Insofern ist ZTNA nicht nur ein Produkt, sondern ein Konzept.

Zscaler Inc. hat hierzu ein sehr gutes Grundkonzept. Dieses beinhaltet sieben Elemente kategorisiert in die drei Schichten „Verifikation“, „Control“ und „Enforce“.  Auf diese möchte ich im Nachfolgenden vertieft eingehen.

ZTNA Grundkonzept Zscaler

Die sieben Elemente in drei Schichten

1. Schicht – Verifikation

Hier geht es in drei Schritten (Who, Context, Where) darum, dass wir verstehen, wer oder was den Zugriff versucht und wohin diese Access stattfindet.

Who

Das klingt im ersten Moment recht simpel, birgt dennoch einige Herausforderungen. „Who“ oder «Wer» kann bedeuten, dass ein User einen Access verursacht. Dazu benötigen wir ggf. noch weitere Details wie den Usernamen, welcher Usergruppe der User oder welchem Department dieser angehört usw., um damit später granulare Regeln bauen zu können. Dies können wir durch Anbindung an eine andere Datenquelle ermitteln – zum Beispiel durch den Einsatz von SAML, bei welchem wir Userdaten aus unserem Active Directory herauslesen.

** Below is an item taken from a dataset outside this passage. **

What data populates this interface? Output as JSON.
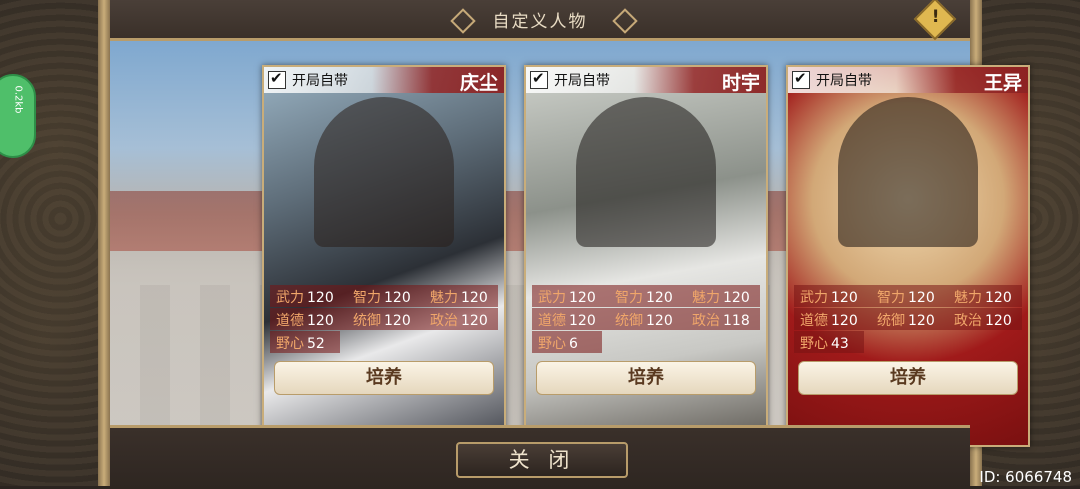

„Who“ kann auch bedeuten, dass ein Server (oft als „Workload“ bezeichnet) einen Zugriff versucht. Hierbei können wir dann unterteilen, welchem Netz oder welcher Gruppe dieser angehört, indem wir entsprechende Gruppierungen oder Schemata hinterlegen. Gleiches kann bedeuten, dass es sich beim „Who“ um ein IoT Gerät wie einen Drucker, Scanner oder Messfühler handelt.

Context

Im nächsten Schritt ist es wichtig zu verstehen, was der Kontext des Zugriffes ist. Wir müssen also verstehen:

Woher kommt der Zugriff? Ist der Zugriff in einer bestimmten Lokation oder kommt dieser Zugriff als Road Warrior aus dem Internet? In welche Richtung geht der Zugriff (z.B. Up- oder Download, Get oder Push)? Handelt sich es sich bei dem Zugriff um ein vertrauenswürdiges Gerät (durch Verwendung gewisse Endpoint Checks)?

Den Kontext zu verstehen ist essentiell, denn ein Zugriff eines Servers oder IoT Geräts aus einer nicht bekannten Location ist anders einzustufen, als jener eines Users, von einem Firmengerät aus.

Es geht auch darum Anomalien zu detektieren. So kann es zum Beispiel nicht sein, dass ein User innerhalb kürzester Zeit (z.B. weniger Stunden) einen Zugriff aus Europa und wenig später aus Amerika durchführen kann. Gegebenenfalls aus dem Kontext kann abgeleitet werden, ob der User sich nochmals mittels eines zweiten Faktors authentifizieren muss.

Where

Im letzten Schritt dieser Schicht gilt es zu verstehen, «where» oder «wohin «der Zugriff stattfindet – daher was die Destination ist.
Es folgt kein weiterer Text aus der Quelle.